Lorong itu terasa tak berujung. Dinding-dindingnya kini mulai berdenyut, seperti makhluk hidup yang bernapas. Akar-akar yang sebelumnya hanya diam kini bergerak lambat, merayap di dinding dan lantai, seolah mencoba meraih mereka.

"Kenapa tempat ini berubah?" bisik Farah, matanya yang lemah melirik ke dinding dengan ketakutan.

"Aku nggak tahu. Tapi yang jelas, kita harus keluar dari sini sebelum tempat ini benar-benar hidup."

Setelah beberapa menit berlari, mereka akhirnya sampai di persimpangan. Ada tiga lorong di depan mereka, masing-masing diterangi oleh cahaya redup dari lentera tua yang bergoyang pelan.

"Ke mana sekarang?" tanya Farah, suaranya semakin lemah.

Tia melihat sekeliling, mencoba mencari petunjuk. Namun, semua lorong tampak sama. Bau lembap dan busuk memenuhi udara, membuatnya sulit berpikir jernih.

"Kita pilih yang tengah," katanya akhirnya, memutuskan tanpa banyak pertimbangan.

Mereka masuk ke lorong itu dengan hati-hati. Namun, semakin jauh mereka berjalan, suasana di lorong itu berubah. Suara-suara aneh mulai terdengar—bisikan samar, tawa kecil, dan langkah kaki yang tidak terlihat sumbernya.

"Tia… ada yang mengawasi kita," bisik Farah, menggenggam lengan Tia lebih erat.

"Aku tahu. Jangan berhenti berjalan," balas Tia dengan nada tegas, meskipun jantungnya berdebar kencang.

Namun, tiba-tiba suara tawa itu berubah menjadi jeritan tajam yang menusuk telinga. Lentera di sepanjang lorong padam satu per satu, meninggalkan mereka dalam kegelapan total.

"Tia!" Farah menjerit panik.

"Pegang aku!" Tia meraih tangan Farah, mencoba menenangkan dirinya meskipun kegelapan di sekitarnya begitu pekat. "Kita terus maju!"

Mereka meraba-raba di dalam kegelapan, berjalan perlahan-lahan. Tapi suara langkah kaki lain mulai terdengar, mendekat dengan cepat.

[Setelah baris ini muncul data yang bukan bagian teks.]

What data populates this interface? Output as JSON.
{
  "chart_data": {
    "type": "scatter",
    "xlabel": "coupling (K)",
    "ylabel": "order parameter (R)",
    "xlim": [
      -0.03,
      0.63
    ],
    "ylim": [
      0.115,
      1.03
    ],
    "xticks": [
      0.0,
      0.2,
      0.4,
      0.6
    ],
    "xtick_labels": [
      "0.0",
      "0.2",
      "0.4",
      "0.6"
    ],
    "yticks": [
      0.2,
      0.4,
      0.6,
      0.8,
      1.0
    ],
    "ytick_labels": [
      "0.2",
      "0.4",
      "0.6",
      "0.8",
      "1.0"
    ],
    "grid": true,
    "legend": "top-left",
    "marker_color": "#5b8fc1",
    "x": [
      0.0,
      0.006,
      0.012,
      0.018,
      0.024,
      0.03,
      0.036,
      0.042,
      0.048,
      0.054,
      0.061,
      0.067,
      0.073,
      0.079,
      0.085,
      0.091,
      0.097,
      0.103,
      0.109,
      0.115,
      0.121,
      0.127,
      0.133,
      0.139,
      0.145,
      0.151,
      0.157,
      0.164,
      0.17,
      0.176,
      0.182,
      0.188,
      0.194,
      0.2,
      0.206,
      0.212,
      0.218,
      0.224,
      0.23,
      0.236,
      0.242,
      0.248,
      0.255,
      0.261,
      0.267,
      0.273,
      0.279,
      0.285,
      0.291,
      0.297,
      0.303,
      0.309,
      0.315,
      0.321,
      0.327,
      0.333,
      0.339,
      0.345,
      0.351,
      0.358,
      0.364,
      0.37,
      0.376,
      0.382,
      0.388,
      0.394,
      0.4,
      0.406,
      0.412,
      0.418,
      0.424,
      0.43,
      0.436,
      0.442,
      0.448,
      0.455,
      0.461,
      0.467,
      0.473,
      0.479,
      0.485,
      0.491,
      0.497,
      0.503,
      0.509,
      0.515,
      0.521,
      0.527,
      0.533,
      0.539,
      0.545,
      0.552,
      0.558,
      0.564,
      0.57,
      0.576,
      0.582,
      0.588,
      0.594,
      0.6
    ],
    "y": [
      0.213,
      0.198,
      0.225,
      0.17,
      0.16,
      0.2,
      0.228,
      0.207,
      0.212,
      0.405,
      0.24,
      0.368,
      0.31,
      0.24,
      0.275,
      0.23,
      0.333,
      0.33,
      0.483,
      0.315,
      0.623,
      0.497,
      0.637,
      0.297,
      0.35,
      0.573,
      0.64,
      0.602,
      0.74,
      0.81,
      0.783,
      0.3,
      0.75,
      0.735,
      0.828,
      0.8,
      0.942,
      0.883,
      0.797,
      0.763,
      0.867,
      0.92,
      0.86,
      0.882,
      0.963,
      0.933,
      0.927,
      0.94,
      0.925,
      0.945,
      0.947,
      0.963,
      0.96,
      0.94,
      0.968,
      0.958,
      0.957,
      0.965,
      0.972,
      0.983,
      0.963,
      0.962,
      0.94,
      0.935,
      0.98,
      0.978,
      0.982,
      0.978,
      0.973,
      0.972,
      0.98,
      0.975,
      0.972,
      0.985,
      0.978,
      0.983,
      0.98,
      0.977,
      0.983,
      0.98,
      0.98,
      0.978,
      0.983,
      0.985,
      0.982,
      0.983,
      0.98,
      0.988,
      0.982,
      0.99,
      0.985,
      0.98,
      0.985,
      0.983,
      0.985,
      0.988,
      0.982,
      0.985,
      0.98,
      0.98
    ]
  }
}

Tia memutar kepalanya, mencoba melihat apa pun di balik kegelapan. "Siapa di sana?!" teriaknya, meskipun ia tahu ia tidak akan mendapat jawaban.

Langkah kaki itu semakin dekat, diiringi suara napas berat yang membuat bulu kuduknya berdiri.

"Lari!" seru Tia.

Namun sebelum mereka bisa bergerak, sesuatu mencengkeram kaki Tia. Ia menjerit, terjatuh ke lantai dengan keras.

"Tia!" Farah berusaha membantu, tetapi cengkeraman itu terlalu kuat.

Tia menendang dengan panik, merasakan kuku-kuku tajam mencakar kulitnya. "Pergi dariku!" jeritnya.

Tiba-tiba, cahaya terang menyilaukan muncul dari belakang mereka. Suara langkah kaki besar terdengar mendekat, tetapi kali ini berbeda. Ada sosok tinggi yang berdiri di ujung lorong, membawa lentera besar yang bersinar terang.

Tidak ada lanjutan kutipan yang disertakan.